As I think more about this problem, I realize that most UNIX distributions are doing operations a disservice. The common UNIX install is full of assumptions about how you're going to use it and configure it. It's difficult to customize without a series of DSL wrappers linked into your CM.
Why does it have to be so difficult? How is a UNIX wrapped in a CM different from its variants? Once you've abstracted your infrastructure into code, what is the difference between Ubuntu and Redhat or Solaris? The feature variation between Redhat and Ubuntu is basically non-existent once you're using a CM.
Linux is Linux. The other variations are assumptions about how you want to use the system. In reality, we want a CM to manage all of the resources installed on the system. We want the ability to choose how each piece is deployed, upgraded, configured, logged, etc.
What is the point of using a CM tool if it is only managing a small percentage of the system? Ultimately infrastructure management is a problem waiting to be programmed away. We need to continue thinking about this as we build new services, because ultimately everything I've talked about regarding packages appears roughly as a waste of effort. Think of all the energy that goes into the
collectd postinst script above, and add the work you have to do to essentially revert all the actions done by that script - wasting effort!
There are, of course, some ideas on how to do this. I think its something we all need to start exploring, but a good starting point would be NixOS.

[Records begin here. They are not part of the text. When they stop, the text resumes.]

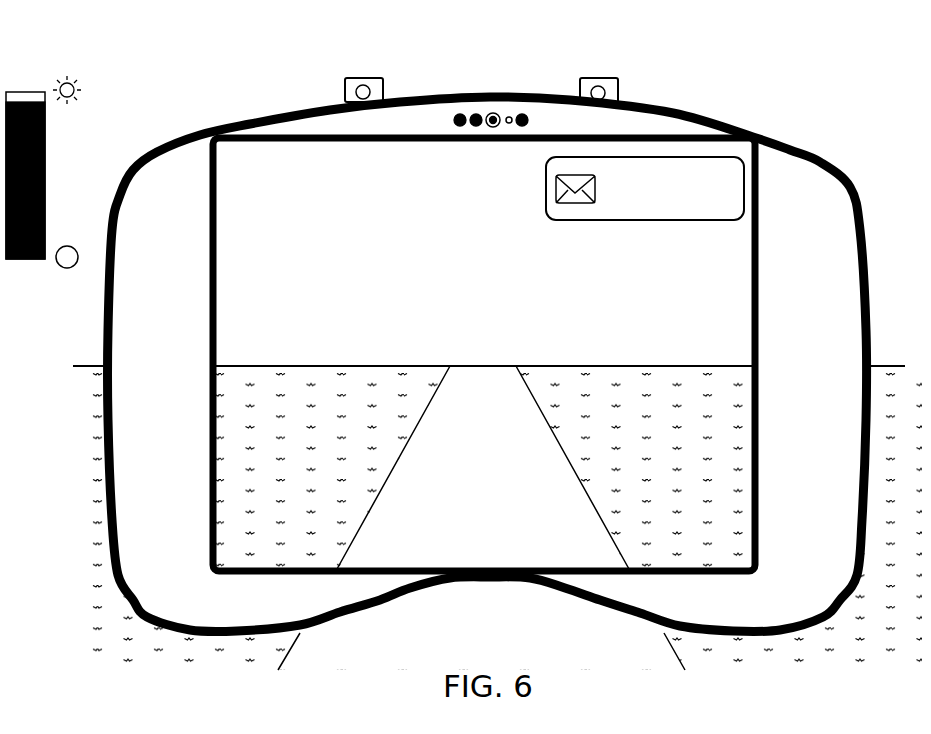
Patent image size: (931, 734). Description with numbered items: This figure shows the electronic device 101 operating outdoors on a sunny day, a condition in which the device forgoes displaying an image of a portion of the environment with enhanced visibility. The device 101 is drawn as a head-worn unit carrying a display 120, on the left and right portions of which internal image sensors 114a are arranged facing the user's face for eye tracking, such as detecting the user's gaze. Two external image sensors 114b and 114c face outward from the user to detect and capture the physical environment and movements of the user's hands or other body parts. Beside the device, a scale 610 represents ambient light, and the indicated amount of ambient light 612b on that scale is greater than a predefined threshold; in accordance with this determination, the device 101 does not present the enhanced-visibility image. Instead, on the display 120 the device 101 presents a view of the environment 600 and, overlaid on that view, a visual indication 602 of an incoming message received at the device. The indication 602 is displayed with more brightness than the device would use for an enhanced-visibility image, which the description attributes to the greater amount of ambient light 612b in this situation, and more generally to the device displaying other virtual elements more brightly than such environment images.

The electronic device 101 is at (715, 122).
The internal image sensors 114a is at (550, 110).
The external image sensor 114b is at (388, 86).
The external image sensor 114c is at (620, 90).
The display 120 is at (742, 576).
The view of the environment 600 is at (503, 196).
The visual indication 602 is at (568, 221).
The scale 610 is at (13, 260).
The amount of ambient light 612b is at (22, 92).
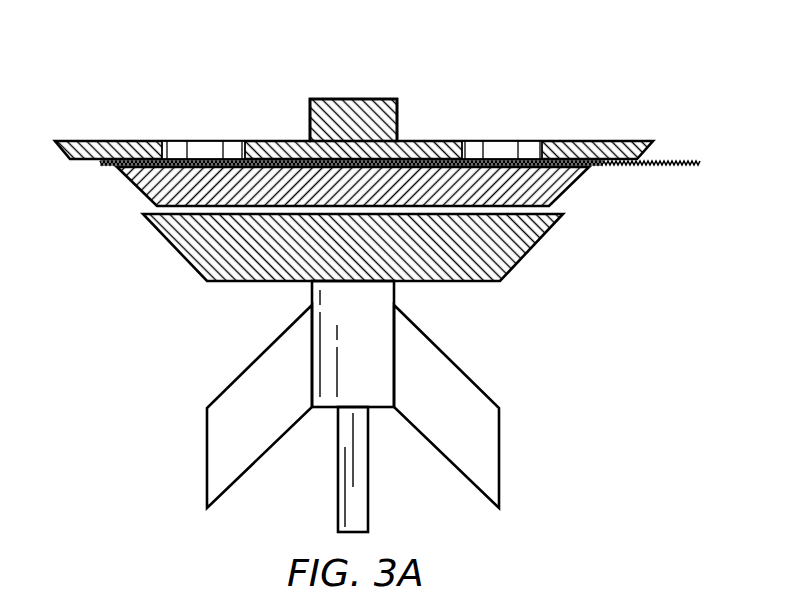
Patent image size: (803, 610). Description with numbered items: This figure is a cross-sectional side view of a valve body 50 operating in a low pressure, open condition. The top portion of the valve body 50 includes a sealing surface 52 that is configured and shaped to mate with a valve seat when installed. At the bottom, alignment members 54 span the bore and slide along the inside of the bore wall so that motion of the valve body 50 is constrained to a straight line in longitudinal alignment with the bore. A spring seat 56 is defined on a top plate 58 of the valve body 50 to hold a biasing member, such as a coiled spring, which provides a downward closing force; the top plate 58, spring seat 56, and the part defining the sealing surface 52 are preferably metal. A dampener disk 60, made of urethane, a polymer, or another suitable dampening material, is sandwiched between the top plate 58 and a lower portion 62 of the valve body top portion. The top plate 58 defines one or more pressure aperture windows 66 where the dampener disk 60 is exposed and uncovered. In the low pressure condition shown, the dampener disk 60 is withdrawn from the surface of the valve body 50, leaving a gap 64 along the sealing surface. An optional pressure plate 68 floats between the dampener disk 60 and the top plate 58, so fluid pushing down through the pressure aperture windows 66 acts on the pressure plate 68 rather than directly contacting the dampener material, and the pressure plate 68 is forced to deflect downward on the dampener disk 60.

The valve body 50 is at (599, 54).
The sealing surface 52 is at (180, 255).
The alignment members 54 is at (181, 531).
The spring seat 56 is at (422, 96).
The top plate 58 is at (112, 141).
The dampener disk 60 is at (570, 187).
The lower portion 62 is at (128, 320).
The gap 64 is at (143, 213).
The pressure aperture windows 66 is at (200, 140).
The pressure plate 68 is at (499, 159).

I think Nix, and systems like it, are going to be our 'third generation' configuration management systems. This idea was proposed before Nix, but I don't think it received as much attention. You may have forgotten about rPath and their Conary project.
Recently the GNU project forked the Nix package management to investigate using Scheme as the internal configuration language (rather than bash). Their project is called Guix.